Poor bone quality is a major factor in skeletal fragility in elderly individuals. The molecular mechanisms that establish and maintain bone quality, independent of bone mass, are unknown but are thought to be primarily determined by osteocytes. We hypothesize that the age-related decline in bone quality results from the suppression of osteocyte perilacunar/canalicular remodeling (PLR), which maintains bone material properties. We examined bones from young and aged mice with osteocyte-intrinsic repression of TGFβ signaling (TβRII^ocy−/−) that suppresses PLR. The control aged bone displayed decreased TGFβ signaling and PLR, but aging did not worsen the existing PLR suppression in male TβRII^ocy−/− bone. This relationship impacted the behavior of collagen material at the nanoscale and tissue scale in macromechanical tests. The effects of age on bone mass, density, and mineral material behavior were independent of osteocytic TGFβ. We determined that the decline in bone quality with age arises from the loss of osteocyte function and the loss of TGFβ-dependent maintenance of collagen integrity.

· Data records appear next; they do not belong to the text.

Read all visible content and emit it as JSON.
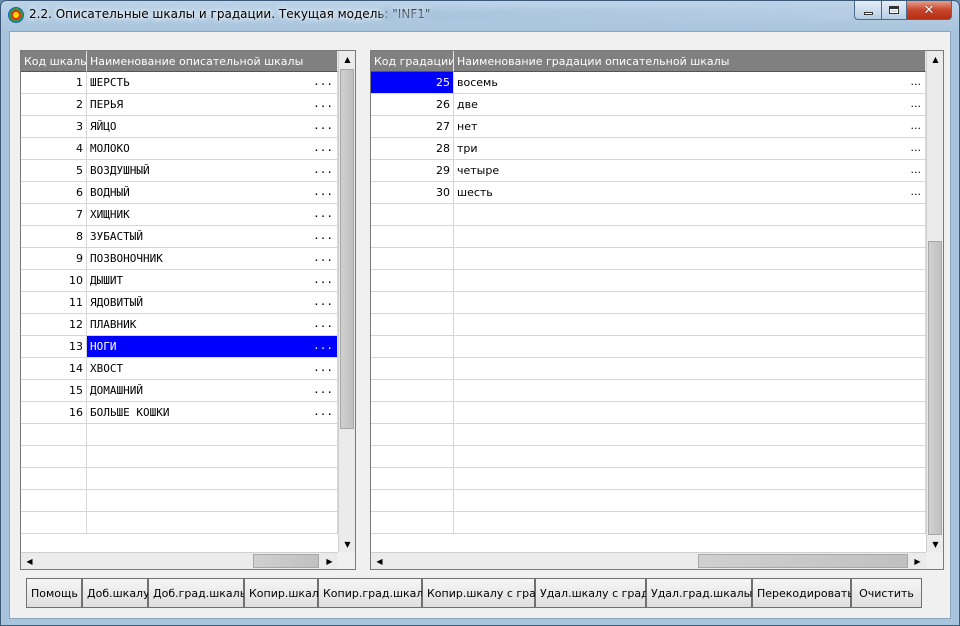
{
  "window": {
    "title": "2.2. Описательные шкалы и градации. Текущая модель: \"INF1\"",
    "close_glyph": "✕"
  },
  "scales_grid": {
    "headers": [
      "Код шкалы",
      "Наименование описательной шкалы"
    ],
    "rows": [
      {
        "code": "1",
        "name": "ШЕРСТЬ",
        "dots": "..."
      },
      {
        "code": "2",
        "name": "ПЕРЬЯ",
        "dots": "..."
      },
      {
        "code": "3",
        "name": "ЯЙЦО",
        "dots": "..."
      },
      {
        "code": "4",
        "name": "МОЛОКО",
        "dots": "..."
      },
      {
        "code": "5",
        "name": "ВОЗДУШНЫЙ",
        "dots": "..."
      },
      {
        "code": "6",
        "name": "ВОДНЫЙ",
        "dots": "..."
      },
      {
        "code": "7",
        "name": "ХИЩНИК",
        "dots": "..."
      },
      {
        "code": "8",
        "name": "ЗУБАСТЫЙ",
        "dots": "..."
      },
      {
        "code": "9",
        "name": "ПОЗВОНОЧНИК",
        "dots": "..."
      },
      {
        "code": "10",
        "name": "ДЫШИТ",
        "dots": "..."
      },
      {
        "code": "11",
        "name": "ЯДОВИТЫЙ",
        "dots": "..."
      },
      {
        "code": "12",
        "name": "ПЛАВНИК",
        "dots": "..."
      },
      {
        "code": "13",
        "name": "НОГИ",
        "dots": "..."
      },
      {
        "code": "14",
        "name": "ХВОСТ",
        "dots": "..."
      },
      {
        "code": "15",
        "name": "ДОМАШНИЙ",
        "dots": "..."
      },
      {
        "code": "16",
        "name": "БОЛЬШЕ КОШКИ",
        "dots": "..."
      }
    ],
    "selected_row": 12,
    "total_rows": 21
  },
  "gradations_grid": {
    "headers": [
      "Код градации",
      "Наименование градации описательной шкалы"
    ],
    "rows": [
      {
        "code": "25",
        "name": "восемь",
        "dots": "..."
      },
      {
        "code": "26",
        "name": "две",
        "dots": "..."
      },
      {
        "code": "27",
        "name": "нет",
        "dots": "..."
      },
      {
        "code": "28",
        "name": "три",
        "dots": "..."
      },
      {
        "code": "29",
        "name": "четыре",
        "dots": "..."
      },
      {
        "code": "30",
        "name": "шесть",
        "dots": "..."
      }
    ],
    "selected_row": 0,
    "total_rows": 21
  },
  "buttons": {
    "help": "Помощь",
    "add_scale": "Доб.шкалу",
    "add_grad": "Доб.град.шкалы",
    "copy_scale": "Копир.шкалу",
    "copy_grad": "Копир.град.шкалы",
    "copy_scale_with_grad": "Копир.шкалу с град.",
    "del_scale_with_grad": "Удал.шкалу с град.",
    "del_grad": "Удал.град.шкалы",
    "recode": "Перекодировать",
    "clear": "Очистить"
  },
  "colors": {
    "selection": "#0000ff",
    "header_bg": "#808080"
  }
}
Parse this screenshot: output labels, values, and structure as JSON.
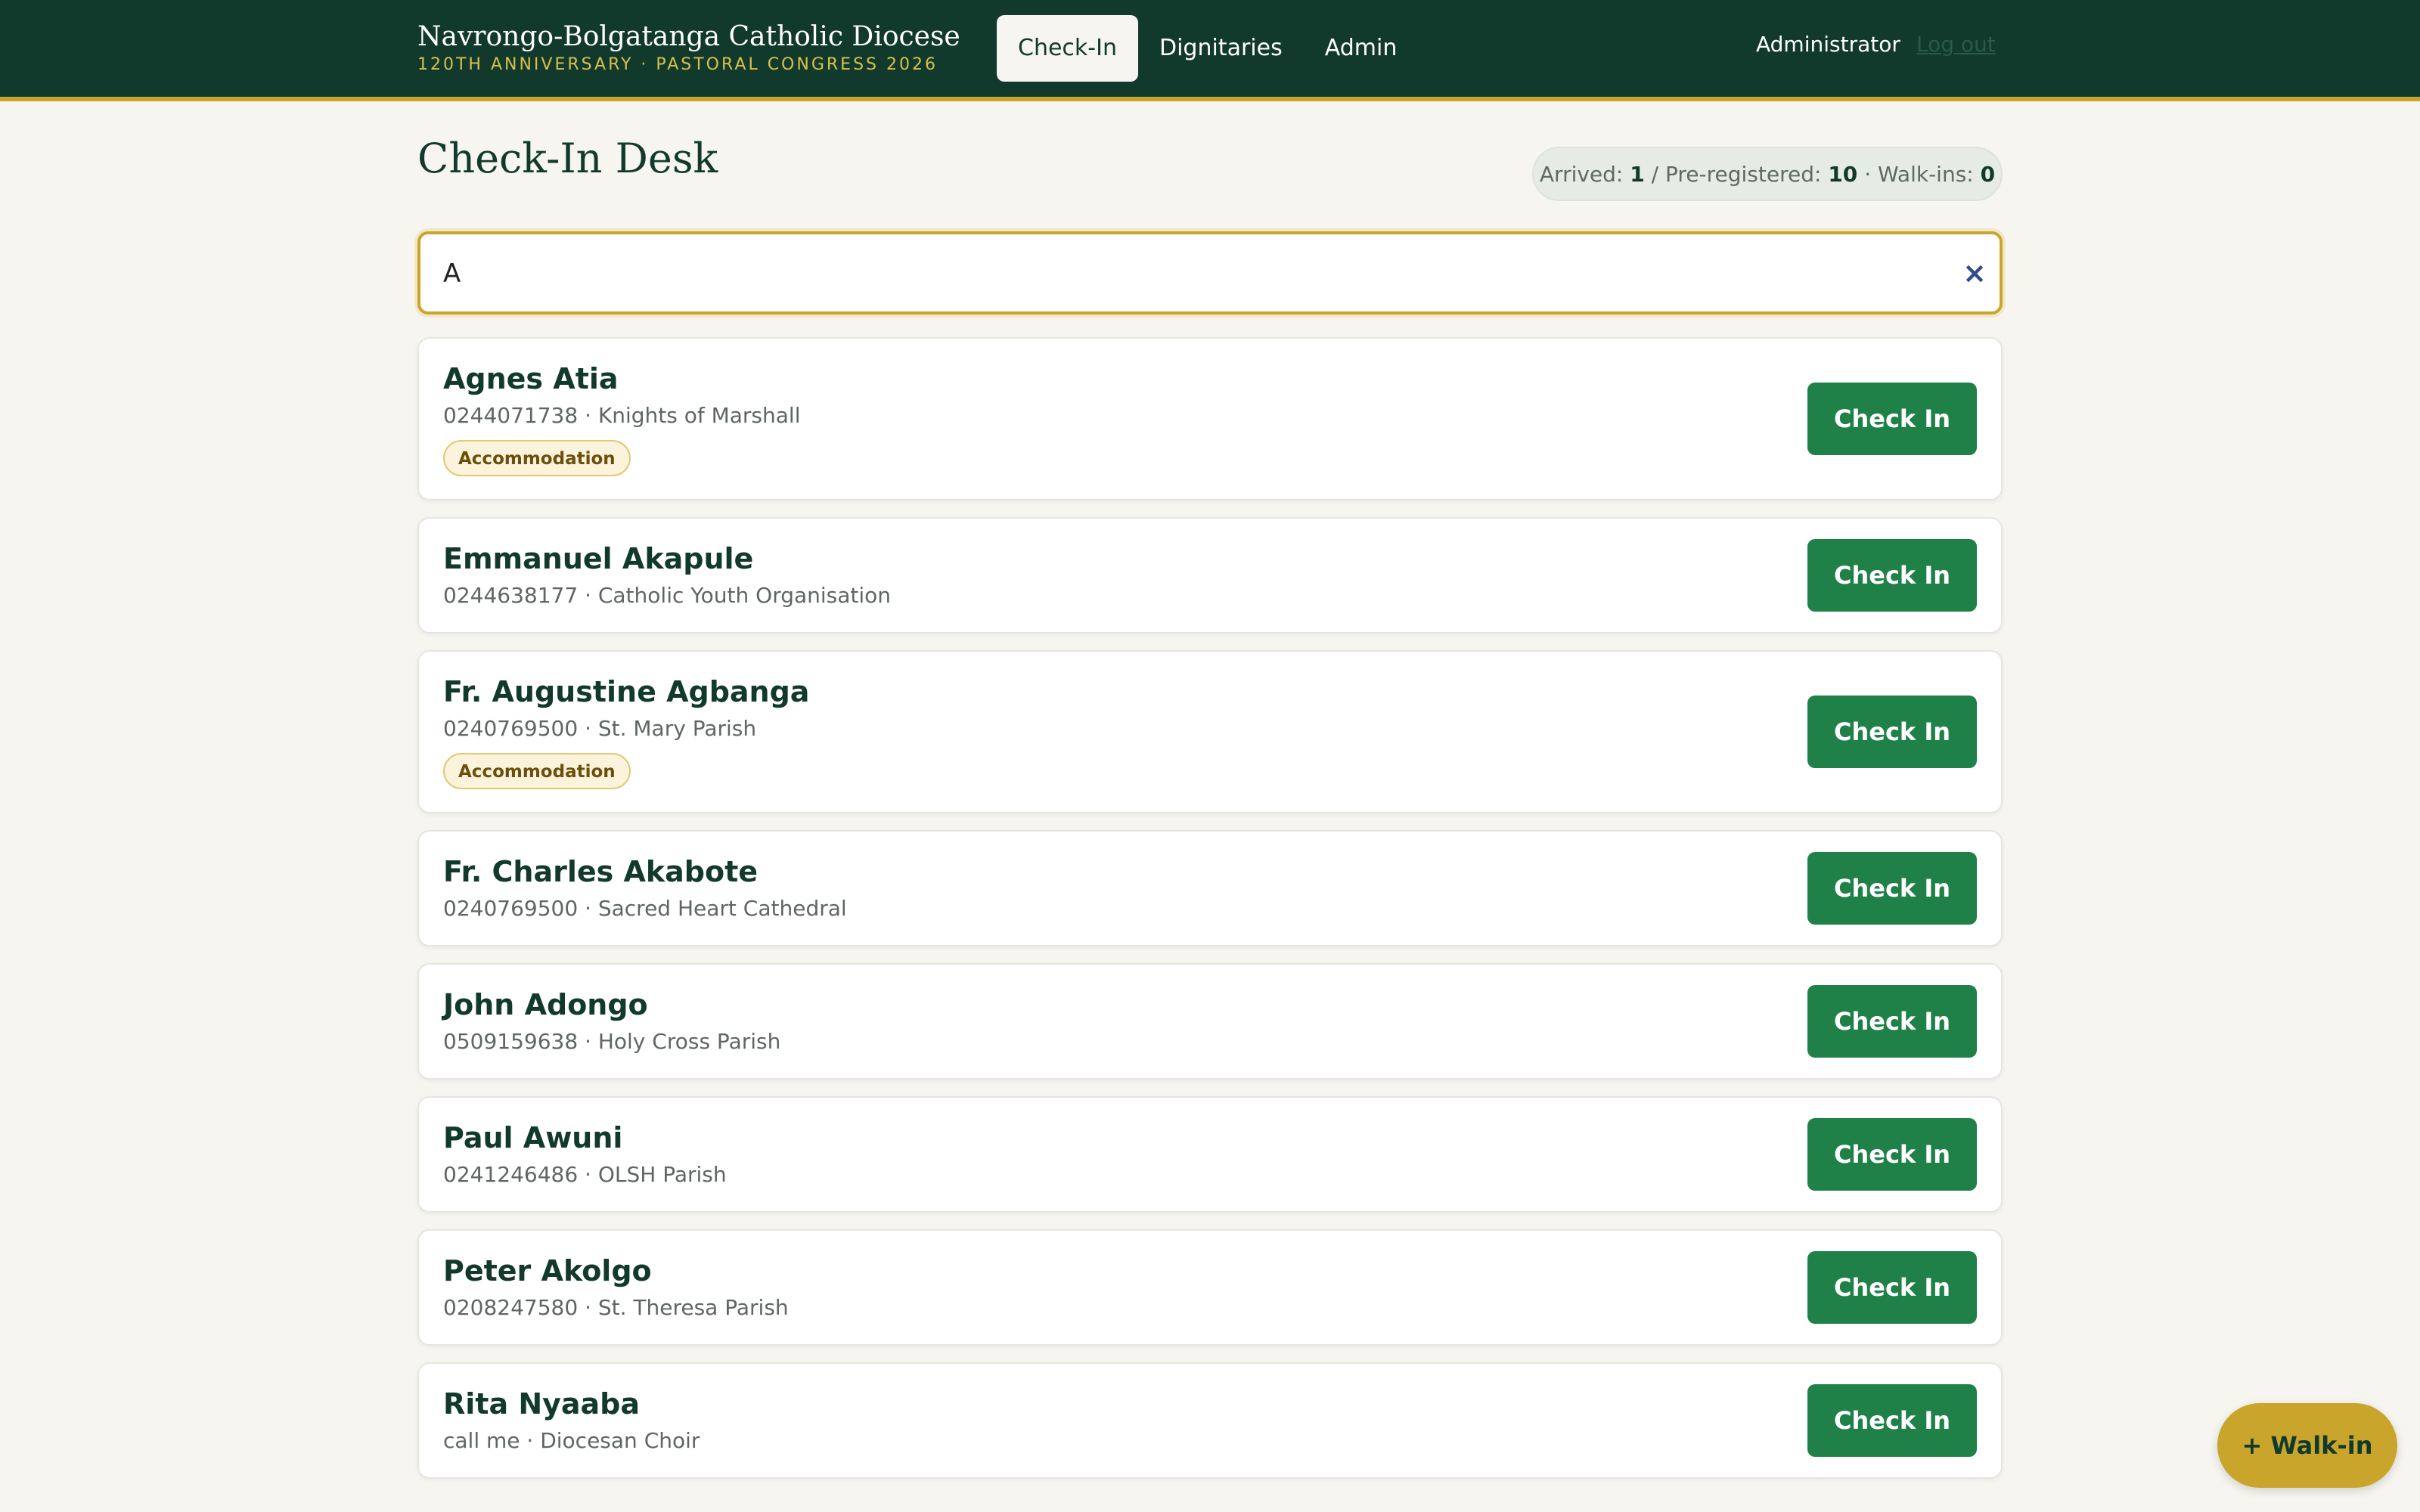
{
  "header": {
    "brand_title": "Navrongo-Bolgatanga Catholic Diocese",
    "brand_subtitle": "120TH ANNIVERSARY · PASTORAL CONGRESS 2026",
    "tabs": [
      {
        "label": "Check-In",
        "active": true
      },
      {
        "label": "Dignitaries",
        "active": false
      },
      {
        "label": "Admin",
        "active": false
      }
    ],
    "user": "Administrator",
    "logout": "Log out"
  },
  "page": {
    "title": "Check-In Desk",
    "stats": {
      "arrived_label": "Arrived:",
      "arrived": "1",
      "sep1": "/",
      "preregistered_label": "Pre-registered:",
      "preregistered": "10",
      "sep2": "·",
      "walkins_label": "Walk-ins:",
      "walkins": "0"
    }
  },
  "search": {
    "value": "A",
    "clear_icon": "×"
  },
  "attendees": [
    {
      "name": "Agnes Atia",
      "meta": "0244071738 · Knights of Marshall",
      "tag": "Accommodation",
      "action": "Check In"
    },
    {
      "name": "Emmanuel Akapule",
      "meta": "0244638177 · Catholic Youth Organisation",
      "tag": "",
      "action": "Check In"
    },
    {
      "name": "Fr. Augustine Agbanga",
      "meta": "0240769500 · St. Mary Parish",
      "tag": "Accommodation",
      "action": "Check In"
    },
    {
      "name": "Fr. Charles Akabote",
      "meta": "0240769500 · Sacred Heart Cathedral",
      "tag": "",
      "action": "Check In"
    },
    {
      "name": "John Adongo",
      "meta": "0509159638 · Holy Cross Parish",
      "tag": "",
      "action": "Check In"
    },
    {
      "name": "Paul Awuni",
      "meta": "0241246486 · OLSH Parish",
      "tag": "",
      "action": "Check In"
    },
    {
      "name": "Peter Akolgo",
      "meta": "0208247580 · St. Theresa Parish",
      "tag": "",
      "action": "Check In"
    },
    {
      "name": "Rita Nyaaba",
      "meta": "call me · Diocesan Choir",
      "tag": "",
      "action": "Check In"
    }
  ],
  "walkin_button": "+ Walk-in",
  "colors": {
    "header_bg": "#123a2c",
    "accent_gold": "#c9a52c",
    "button_green": "#1f8148",
    "page_bg": "#f6f5f0"
  }
}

骨质量差是老年人骨骼脆弱的一个主要因素。建立和维持骨质量（与骨量无关）的分子机制尚不清楚，但被认为主要由骨细胞决定。我们假设与年龄相关的骨质量下降是由于骨细胞腔周/骨小管重塑（PLR）受到抑制造成的，而骨细胞维持骨材料特性。我们检查了年轻和老年小鼠的骨骼，这些小鼠的骨细胞固有地抑制了 TGFβ 信号传导 ( TβRII ^ocy−/− )，从而抑制了 PLR。对照老化骨骼显示 TGFβ 信号传导和 PLR 降低，但衰老并没有恶化男性TβRII ^ocy−/−骨骼中现有的 PLR 抑制。这种关系影响了宏观力学测试中胶原材料在纳米尺度和组织尺度上的行为。年龄对骨量、密度和矿物质行为的影响与骨细胞 TGFβ 无关。我们确定，随着年龄的增长，骨质量下降是由于骨细胞功能丧失和 TGFβ 依赖性胶原蛋白完整性维持能力丧失所致。